Upgrades and Housekeeping
# Update images deliberately, then roll forward
docker compose pull
docker compose up -d
# Re-check profile → KB bindings after major WebUI upgrades
Keep a CHANGELOG. If something breaks, you want a single source of truth about what changed, when, and why.
Roadmap: Sensible Next Steps
- Profile cleanup: retire duplicate or legacy entries; standardise naming.
- Attach KB by default: ensure the main profile has Knowledge enabled so users do not need chat prefixes.
- Gateway for multi-node: introduce a lightweight gateway (for example, HAProxy) to route requests to the best node as your fleet grows.
- GPU node: add a discrete GPU box and route heavy jobs there while the NUC handles lighter tasks and UI.
Appendix
A. Nginx vhost variant (optional)
server {
listen 443 ssl http2;
server_name ai.example.internal;
ssl_certificate /path/to/certs/ai.example.internal.crt;
ssl_certificate_key /path/to/private/ai.example.internal.key;
location / {
proxy_pass http://openwebui:8080/;
proxy_set_header Host $host;
proxy_set_header X-Forwarded-Proto $scheme;
proxy_set_header X-Real-IP $remote_addr;
}
}
B. Quick sanity checklist
- Reverse proxy answers on HTTPS with a certificate the clients trust.
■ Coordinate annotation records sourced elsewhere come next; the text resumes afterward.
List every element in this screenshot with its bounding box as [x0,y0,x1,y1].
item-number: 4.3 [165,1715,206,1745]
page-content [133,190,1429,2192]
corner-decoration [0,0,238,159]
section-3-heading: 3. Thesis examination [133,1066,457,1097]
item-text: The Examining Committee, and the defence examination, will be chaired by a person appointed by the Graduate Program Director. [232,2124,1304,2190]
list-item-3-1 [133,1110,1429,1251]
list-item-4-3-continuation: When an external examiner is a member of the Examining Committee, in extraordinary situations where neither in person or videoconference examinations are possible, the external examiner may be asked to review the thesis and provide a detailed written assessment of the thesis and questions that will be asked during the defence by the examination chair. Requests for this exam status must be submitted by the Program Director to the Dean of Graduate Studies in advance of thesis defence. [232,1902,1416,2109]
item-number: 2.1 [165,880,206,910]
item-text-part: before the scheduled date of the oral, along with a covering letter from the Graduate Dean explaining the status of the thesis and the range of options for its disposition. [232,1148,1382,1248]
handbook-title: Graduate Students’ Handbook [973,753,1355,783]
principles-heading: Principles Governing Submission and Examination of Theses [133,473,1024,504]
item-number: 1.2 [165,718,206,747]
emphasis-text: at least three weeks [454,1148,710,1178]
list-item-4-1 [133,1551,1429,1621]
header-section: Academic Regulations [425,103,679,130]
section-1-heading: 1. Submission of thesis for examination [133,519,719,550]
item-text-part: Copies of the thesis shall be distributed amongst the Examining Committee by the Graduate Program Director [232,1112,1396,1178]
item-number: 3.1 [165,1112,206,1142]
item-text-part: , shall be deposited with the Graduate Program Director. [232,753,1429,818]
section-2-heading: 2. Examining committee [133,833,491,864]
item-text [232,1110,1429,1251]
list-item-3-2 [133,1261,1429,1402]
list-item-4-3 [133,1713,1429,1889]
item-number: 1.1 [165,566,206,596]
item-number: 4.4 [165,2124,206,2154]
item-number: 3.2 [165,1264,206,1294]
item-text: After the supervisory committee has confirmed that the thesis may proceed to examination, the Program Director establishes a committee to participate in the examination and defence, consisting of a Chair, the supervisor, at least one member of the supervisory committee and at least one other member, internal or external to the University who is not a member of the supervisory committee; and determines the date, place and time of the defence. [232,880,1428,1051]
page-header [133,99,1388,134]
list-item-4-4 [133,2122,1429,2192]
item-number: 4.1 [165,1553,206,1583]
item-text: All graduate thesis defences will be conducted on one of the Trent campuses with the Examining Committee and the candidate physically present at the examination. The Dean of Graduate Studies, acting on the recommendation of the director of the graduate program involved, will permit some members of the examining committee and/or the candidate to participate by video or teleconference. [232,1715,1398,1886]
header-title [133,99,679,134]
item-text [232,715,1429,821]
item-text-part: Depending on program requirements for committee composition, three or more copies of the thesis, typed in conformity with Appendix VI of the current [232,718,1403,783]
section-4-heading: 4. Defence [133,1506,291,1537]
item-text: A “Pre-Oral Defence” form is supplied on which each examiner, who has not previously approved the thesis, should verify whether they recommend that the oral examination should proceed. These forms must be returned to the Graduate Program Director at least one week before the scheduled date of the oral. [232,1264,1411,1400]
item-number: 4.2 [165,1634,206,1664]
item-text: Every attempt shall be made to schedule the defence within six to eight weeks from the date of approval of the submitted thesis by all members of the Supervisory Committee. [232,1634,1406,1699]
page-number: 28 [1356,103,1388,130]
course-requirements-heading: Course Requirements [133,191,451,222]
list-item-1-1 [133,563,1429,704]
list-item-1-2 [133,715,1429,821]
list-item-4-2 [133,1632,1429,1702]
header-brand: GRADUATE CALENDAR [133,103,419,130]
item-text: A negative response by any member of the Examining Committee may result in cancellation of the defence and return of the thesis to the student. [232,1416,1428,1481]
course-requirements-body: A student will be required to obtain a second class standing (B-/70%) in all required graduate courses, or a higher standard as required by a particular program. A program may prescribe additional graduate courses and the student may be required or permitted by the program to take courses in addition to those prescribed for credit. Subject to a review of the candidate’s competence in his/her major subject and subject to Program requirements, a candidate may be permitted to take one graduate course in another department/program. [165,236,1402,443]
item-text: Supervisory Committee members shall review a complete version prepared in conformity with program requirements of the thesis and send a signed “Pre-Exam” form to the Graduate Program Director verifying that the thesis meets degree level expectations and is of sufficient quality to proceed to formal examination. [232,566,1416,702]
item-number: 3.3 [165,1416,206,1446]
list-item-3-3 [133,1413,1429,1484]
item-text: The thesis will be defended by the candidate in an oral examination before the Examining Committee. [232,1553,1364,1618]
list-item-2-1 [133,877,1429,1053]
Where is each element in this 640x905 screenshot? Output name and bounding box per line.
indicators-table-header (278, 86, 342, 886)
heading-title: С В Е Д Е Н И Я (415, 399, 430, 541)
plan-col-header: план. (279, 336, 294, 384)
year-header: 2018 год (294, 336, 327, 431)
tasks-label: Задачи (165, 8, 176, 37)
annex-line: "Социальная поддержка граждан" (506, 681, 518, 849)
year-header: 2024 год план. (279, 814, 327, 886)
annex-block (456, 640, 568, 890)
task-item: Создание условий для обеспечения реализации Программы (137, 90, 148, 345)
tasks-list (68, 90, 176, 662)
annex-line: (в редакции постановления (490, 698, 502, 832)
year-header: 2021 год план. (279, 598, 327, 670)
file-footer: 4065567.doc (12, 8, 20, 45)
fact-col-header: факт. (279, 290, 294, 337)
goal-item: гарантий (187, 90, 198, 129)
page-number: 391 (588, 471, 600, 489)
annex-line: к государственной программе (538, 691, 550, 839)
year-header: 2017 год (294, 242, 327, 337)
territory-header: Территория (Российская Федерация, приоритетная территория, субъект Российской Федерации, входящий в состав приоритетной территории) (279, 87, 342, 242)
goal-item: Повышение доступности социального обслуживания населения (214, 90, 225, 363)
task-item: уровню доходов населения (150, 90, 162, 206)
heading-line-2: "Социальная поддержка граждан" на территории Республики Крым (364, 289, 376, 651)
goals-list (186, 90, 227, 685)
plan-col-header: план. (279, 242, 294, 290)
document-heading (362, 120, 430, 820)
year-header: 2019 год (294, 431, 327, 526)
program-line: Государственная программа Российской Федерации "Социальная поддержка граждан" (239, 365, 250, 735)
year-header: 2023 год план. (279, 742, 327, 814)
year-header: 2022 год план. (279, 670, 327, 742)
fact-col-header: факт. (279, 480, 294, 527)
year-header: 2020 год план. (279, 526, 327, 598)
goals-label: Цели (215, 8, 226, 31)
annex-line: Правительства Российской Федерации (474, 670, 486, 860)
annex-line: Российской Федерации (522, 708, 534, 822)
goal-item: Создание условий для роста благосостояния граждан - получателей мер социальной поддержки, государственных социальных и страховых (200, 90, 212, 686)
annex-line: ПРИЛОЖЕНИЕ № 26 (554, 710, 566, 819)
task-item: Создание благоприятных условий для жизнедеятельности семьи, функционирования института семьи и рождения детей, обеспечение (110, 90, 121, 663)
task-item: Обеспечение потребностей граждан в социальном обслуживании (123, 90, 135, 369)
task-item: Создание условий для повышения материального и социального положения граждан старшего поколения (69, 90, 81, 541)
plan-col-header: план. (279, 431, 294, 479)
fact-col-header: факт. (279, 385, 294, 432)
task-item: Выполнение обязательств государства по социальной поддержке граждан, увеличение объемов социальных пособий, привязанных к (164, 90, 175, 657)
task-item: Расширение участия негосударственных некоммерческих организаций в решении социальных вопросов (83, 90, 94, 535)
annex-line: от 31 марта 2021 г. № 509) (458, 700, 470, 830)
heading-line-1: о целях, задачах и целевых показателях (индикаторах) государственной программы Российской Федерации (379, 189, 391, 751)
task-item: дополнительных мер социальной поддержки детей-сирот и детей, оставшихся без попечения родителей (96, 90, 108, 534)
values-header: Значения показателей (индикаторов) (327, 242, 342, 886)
- Open WebUI reachable only via proxy, not exposed on host ports.
- Ollama reachable from WebUI; models pulled and listed.
- Profile created and set as default; Knowledge attached and working.
- Backups exist, restores tested, and pruning policy defined.
Redactions: internal hostnames, IP subnets, certificate paths, and any inventory identifiers have been intentionally generalized to avoid increasing your exposure. Swap your own values in – and keep them out of screenshots and public commits.